Rain lashed the highest point of the Greenland ice sheet for several days for the first time ever, report climate researchers.
This was the first reported instance of rain at the summit, observed on 14 August, and the third time in less than a decade that above-freezing temperatures were recorded at a research station situated at the peak, according to the National Snow and Ice Data Centre.
Over the course of three days from 14-16 August, researchers said an estimated seven billion tons of rain lashed the ice sheet.
“Warm conditions and the late-season timing of the three-day melt event, coupled with the rainfall, led to both high melting and high run-off volumes to the ocean,” the climate scientists noted in a statement.
“There is no previous report of rainfall at this location which reaches 3,216m in elevation,” they added.
Based on the analysis, the scientists said the warm conditions and the abnormal rainfall were caused by a strong low pressure centre over Baffin Island and high air pressure southeast of Greenland, which pushed warm air and moisture up from the south.

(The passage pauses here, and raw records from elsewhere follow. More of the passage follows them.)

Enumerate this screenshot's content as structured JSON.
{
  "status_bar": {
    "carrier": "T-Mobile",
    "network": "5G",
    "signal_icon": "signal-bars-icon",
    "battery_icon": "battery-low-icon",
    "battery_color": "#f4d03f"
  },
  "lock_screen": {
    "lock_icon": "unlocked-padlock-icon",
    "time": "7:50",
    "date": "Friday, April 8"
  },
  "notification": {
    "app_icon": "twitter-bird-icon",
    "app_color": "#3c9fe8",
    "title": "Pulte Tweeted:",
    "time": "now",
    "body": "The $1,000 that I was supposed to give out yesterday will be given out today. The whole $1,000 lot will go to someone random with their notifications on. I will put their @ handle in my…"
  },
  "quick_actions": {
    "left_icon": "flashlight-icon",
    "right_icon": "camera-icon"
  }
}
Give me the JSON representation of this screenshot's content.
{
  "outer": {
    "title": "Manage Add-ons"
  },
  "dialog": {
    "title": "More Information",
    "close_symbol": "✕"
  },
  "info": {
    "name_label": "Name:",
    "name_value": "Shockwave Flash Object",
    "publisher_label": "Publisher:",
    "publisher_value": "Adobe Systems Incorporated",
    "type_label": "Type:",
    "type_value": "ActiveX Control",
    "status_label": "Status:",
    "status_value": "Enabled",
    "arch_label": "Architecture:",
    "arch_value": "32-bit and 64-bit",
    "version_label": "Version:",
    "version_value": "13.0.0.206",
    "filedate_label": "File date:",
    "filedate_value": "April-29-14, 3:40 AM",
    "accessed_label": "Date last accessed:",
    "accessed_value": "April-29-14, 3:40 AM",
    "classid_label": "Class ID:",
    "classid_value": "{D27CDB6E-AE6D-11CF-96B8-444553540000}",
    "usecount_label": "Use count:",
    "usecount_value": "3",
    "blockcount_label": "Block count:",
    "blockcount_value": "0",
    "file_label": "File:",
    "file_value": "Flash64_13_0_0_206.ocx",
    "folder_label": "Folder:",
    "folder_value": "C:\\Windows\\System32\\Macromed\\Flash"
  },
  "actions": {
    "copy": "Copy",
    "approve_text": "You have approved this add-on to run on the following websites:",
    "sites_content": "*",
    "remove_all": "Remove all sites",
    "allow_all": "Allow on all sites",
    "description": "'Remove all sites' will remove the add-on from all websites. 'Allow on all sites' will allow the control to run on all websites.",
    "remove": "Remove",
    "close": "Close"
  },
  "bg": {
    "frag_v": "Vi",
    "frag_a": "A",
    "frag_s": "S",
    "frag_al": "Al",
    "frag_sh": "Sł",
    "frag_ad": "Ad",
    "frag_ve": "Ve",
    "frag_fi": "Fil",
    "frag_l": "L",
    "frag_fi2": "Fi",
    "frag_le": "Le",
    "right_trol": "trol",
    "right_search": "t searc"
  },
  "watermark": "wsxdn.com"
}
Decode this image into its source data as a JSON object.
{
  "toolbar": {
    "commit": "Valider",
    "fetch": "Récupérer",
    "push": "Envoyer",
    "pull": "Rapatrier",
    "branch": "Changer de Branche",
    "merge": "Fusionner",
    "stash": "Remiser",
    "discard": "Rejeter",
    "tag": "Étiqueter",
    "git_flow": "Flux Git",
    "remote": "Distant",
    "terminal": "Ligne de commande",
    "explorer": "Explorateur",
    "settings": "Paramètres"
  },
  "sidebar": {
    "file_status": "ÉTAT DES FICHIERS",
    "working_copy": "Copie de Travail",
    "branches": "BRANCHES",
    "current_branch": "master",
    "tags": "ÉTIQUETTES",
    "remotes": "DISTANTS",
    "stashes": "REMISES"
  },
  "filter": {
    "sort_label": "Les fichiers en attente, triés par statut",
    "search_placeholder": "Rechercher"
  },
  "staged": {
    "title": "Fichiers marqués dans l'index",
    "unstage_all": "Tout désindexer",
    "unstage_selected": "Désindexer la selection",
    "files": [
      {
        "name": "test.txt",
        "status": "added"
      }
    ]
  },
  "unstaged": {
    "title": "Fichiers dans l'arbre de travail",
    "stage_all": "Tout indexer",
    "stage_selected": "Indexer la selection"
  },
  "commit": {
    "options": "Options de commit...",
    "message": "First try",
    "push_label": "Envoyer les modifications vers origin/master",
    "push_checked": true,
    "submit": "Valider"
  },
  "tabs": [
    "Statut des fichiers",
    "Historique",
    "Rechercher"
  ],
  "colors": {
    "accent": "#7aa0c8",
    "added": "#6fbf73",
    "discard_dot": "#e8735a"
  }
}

They said only 2012 and 2021 have borne witness to more than one melt event covering 800,000 sq km in Greenland, which has a sprawling ice sheet cover of 1.7 million sq km.
The 14 August event was the “latest date for this scale of melt extent in the satellite record”, with global warming continuing to melt glacial ice at a rapid pace, according to the researchers.

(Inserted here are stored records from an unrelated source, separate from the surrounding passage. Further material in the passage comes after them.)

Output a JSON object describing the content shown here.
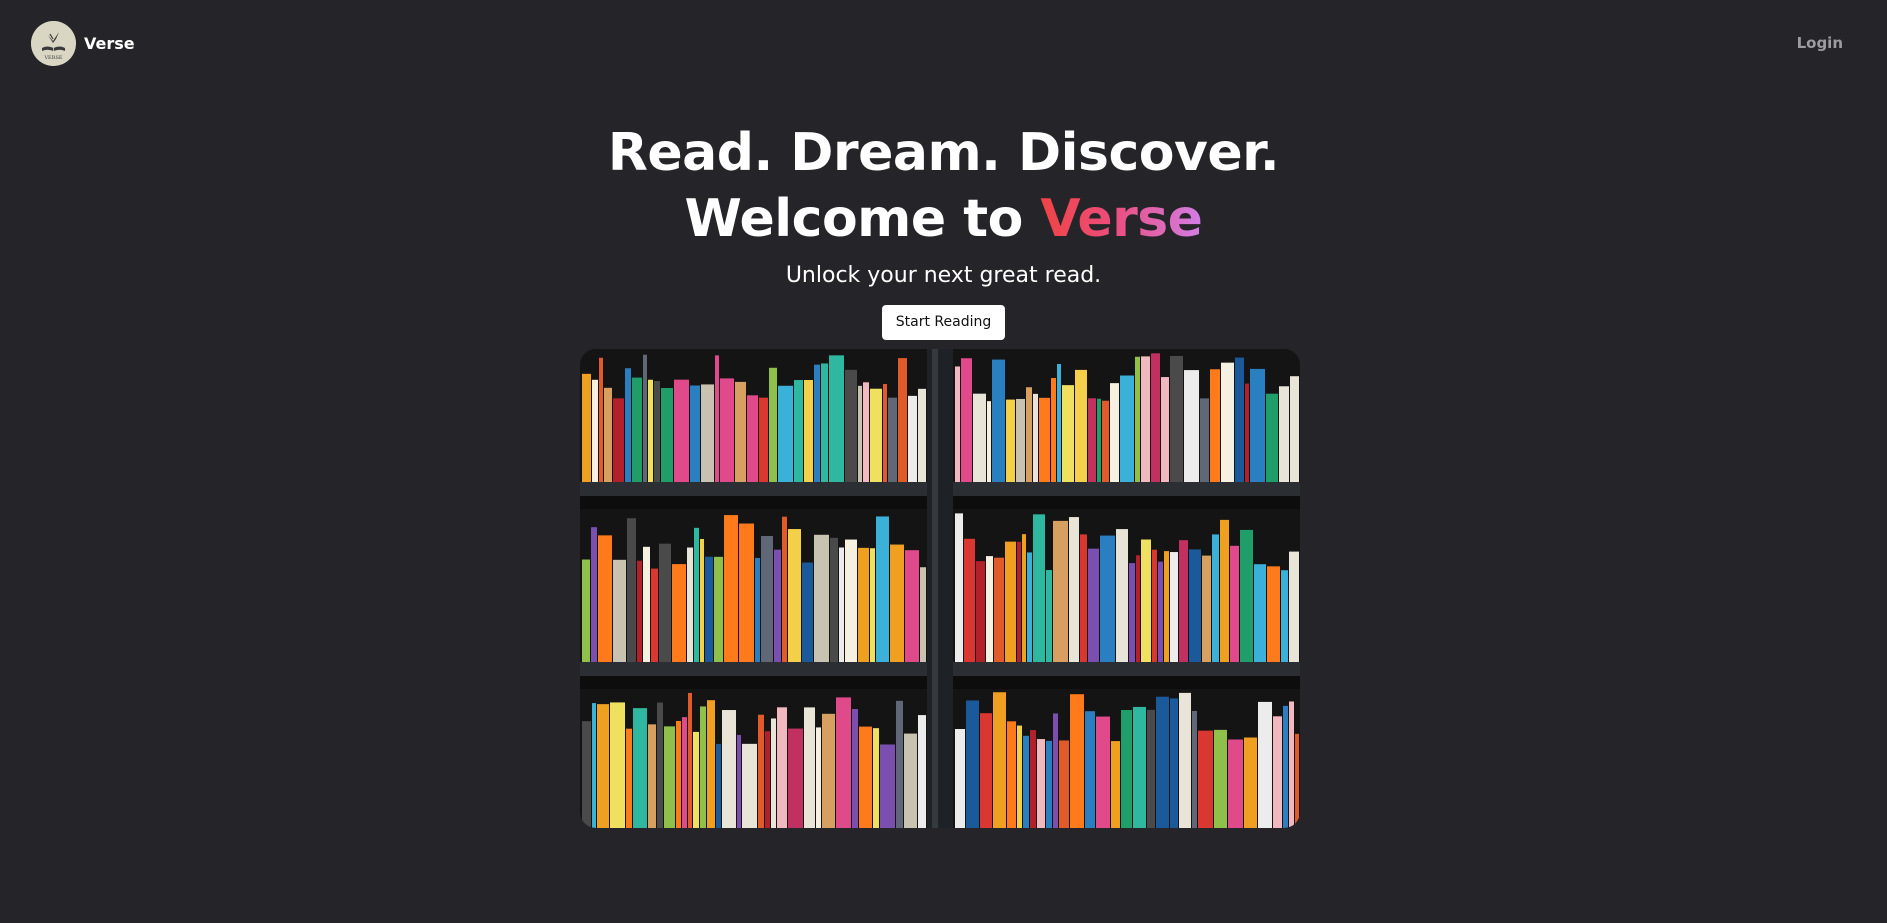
{
  "header": {
    "brand_name": "Verse",
    "logo_text": "VERSE",
    "logo_icon": "open-book-bird-icon",
    "login_label": "Login"
  },
  "hero": {
    "headline_line1": "Read. Dream. Discover.",
    "headline_line2_prefix": "Welcome to ",
    "headline_line2_accent": "Verse",
    "subtitle": "Unlock your next great read.",
    "cta_label": "Start Reading"
  },
  "image": {
    "alt": "Colorful books on dark bookshelves"
  },
  "colors": {
    "background": "#252529",
    "accent_start": "#ef4444",
    "accent_end": "#d27ee6",
    "cta_background": "#ffffff",
    "login_text": "#9b9ba0"
  }
}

As the Earth’s Arctic ice cap melts, experts have warned it could accelerate further melting, increasing sea levels across the world and changing global weather patterns.
Several climate models have suggested that without major interventions to restrict greenhouse gas emissions across the globe, the Arctic Ocean could be ice-free in the summers by 2050.
Last week’s report by the UN Intergovernmental Panel on Climate Change (IPCC) warned that the recent melting of glaciers around the world has been “unparalleled” for the past 2,000 years, and at the current rate of emissions, the planet’s ice cover would continue to decline in size for centuries to come.